Could Chicago Transit Agencies Soon Have to Compete for Funding?

Chicago's Regional Transportation Authority (RTA) is considering overhauling how it distributes funds to the area's three transit operators: the Chicago Transit Authority (CTA) bus and rail system, Metra commuter rail, and Pace suburban bus system.

1 minute read

August 21, 2013, 10:00 AM PDT

By Jonathan Nettler @nettsj


"A broad debate on mass-transit funding is set to begin Wednesday, when officials who oversee the CTA, Metra and Pace wade in to overhauling a decades-old doling-out process that some experts say doesn't do enough to serve the region's fast-changing needs," reports Jon Hilkevitch.

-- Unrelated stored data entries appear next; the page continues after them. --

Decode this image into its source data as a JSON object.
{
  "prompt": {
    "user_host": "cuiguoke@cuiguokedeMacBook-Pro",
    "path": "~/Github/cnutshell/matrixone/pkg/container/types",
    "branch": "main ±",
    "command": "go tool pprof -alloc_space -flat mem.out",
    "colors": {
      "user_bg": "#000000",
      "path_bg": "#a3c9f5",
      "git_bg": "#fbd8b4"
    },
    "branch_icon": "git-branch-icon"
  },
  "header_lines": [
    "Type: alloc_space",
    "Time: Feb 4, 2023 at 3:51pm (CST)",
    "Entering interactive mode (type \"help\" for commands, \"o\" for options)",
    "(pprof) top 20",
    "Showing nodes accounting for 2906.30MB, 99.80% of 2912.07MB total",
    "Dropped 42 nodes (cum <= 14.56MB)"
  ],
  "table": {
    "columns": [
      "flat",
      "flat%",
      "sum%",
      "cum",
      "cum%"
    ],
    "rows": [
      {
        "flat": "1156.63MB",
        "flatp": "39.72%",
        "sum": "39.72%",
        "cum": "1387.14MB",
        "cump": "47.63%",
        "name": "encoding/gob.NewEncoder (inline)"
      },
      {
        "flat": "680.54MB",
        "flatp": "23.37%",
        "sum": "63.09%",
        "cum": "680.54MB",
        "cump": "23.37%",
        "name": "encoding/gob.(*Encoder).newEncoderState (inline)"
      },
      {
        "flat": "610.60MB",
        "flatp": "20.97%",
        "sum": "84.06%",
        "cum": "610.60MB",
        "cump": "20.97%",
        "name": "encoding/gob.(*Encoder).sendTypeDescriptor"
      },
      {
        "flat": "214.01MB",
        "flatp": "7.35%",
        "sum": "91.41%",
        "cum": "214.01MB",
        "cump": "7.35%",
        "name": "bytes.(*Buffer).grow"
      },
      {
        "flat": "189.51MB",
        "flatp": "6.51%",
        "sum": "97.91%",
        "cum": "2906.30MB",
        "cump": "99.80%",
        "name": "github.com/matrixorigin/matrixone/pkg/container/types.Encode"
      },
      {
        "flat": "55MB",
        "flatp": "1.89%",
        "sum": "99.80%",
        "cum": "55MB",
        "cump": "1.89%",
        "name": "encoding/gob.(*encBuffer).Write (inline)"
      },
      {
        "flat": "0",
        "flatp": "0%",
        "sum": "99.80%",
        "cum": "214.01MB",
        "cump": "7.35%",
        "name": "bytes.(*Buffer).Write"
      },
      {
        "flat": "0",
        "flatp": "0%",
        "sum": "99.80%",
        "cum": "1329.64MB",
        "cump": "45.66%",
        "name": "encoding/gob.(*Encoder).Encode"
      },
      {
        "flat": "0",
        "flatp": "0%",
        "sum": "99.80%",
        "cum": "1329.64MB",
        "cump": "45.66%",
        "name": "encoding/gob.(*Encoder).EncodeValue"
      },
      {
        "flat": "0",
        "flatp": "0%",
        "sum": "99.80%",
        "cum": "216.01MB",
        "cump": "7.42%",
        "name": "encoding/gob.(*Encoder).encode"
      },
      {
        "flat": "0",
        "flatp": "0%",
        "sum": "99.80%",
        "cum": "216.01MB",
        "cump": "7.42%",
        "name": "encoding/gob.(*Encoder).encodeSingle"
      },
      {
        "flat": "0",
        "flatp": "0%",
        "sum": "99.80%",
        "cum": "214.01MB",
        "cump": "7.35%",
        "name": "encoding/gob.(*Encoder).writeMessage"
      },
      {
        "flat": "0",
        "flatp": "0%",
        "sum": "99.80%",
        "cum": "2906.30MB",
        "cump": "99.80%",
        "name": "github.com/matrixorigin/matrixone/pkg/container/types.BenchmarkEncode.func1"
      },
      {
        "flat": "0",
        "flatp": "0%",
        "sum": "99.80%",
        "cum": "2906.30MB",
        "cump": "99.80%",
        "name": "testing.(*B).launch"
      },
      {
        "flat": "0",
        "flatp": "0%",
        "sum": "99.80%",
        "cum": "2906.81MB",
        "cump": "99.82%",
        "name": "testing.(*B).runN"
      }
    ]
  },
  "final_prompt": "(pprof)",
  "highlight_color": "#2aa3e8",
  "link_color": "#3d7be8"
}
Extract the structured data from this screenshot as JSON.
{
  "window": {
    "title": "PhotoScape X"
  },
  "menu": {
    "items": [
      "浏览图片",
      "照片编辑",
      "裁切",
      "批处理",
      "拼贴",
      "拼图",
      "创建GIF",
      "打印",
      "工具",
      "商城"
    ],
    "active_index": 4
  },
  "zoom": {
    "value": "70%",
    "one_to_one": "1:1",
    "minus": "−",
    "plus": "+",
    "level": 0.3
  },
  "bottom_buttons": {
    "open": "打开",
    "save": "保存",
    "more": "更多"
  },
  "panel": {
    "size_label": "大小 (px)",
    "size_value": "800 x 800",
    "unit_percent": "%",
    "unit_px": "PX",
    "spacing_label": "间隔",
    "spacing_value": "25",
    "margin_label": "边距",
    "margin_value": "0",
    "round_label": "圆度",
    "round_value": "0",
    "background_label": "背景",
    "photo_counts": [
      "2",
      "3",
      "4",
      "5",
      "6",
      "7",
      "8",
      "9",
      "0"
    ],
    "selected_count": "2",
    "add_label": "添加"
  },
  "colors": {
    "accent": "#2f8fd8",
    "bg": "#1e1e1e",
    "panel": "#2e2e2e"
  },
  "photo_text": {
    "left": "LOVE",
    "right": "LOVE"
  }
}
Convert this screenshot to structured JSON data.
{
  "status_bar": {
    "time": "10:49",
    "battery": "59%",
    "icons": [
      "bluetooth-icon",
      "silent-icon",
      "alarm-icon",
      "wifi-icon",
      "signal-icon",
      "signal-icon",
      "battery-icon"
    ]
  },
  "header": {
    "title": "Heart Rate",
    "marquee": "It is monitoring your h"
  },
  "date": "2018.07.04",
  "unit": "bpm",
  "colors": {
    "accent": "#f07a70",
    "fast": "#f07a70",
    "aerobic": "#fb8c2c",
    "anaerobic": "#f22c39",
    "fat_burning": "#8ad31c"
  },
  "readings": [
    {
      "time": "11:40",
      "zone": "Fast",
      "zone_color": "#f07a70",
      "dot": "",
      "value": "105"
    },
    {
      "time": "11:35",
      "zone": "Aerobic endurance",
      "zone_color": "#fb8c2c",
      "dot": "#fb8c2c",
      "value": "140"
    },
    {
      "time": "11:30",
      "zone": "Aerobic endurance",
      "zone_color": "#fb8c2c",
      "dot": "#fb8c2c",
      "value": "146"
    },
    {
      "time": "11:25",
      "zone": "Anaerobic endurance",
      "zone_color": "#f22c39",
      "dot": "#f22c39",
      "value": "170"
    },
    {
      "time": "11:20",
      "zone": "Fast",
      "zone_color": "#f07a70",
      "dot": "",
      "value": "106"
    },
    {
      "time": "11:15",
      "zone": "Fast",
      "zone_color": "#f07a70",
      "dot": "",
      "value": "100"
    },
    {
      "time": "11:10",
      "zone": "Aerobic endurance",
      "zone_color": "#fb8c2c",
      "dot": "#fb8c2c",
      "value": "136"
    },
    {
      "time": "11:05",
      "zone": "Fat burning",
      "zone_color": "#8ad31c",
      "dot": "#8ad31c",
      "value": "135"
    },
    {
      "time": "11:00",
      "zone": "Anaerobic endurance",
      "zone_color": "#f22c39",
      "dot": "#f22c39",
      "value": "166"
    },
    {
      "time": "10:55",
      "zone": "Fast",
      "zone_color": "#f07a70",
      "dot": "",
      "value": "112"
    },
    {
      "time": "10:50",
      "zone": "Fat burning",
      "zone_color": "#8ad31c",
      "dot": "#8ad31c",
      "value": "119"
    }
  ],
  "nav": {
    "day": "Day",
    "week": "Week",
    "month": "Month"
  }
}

"New proposals in an RTA-commissioned study, which authority officials said was borne out of last year's fight over divvying up transit dollars, could link the annual distribution of hundreds of millions of dollars to better ridership growth, more reliable service or improved safety," he explains. "It could also allocate money based on competitions for grants to encourage creativity and partnerships, possibly resulting in new types of transit services."

"But tinkering with the status quo will be controversial," Hilkevitch adds. "Any changes carry the possibility of creating winners and losers — increasing funding to at least one agency while reducing it for another — unless new money is identified, officials said. Large pots of new money are not considered likely, at least not in the short term."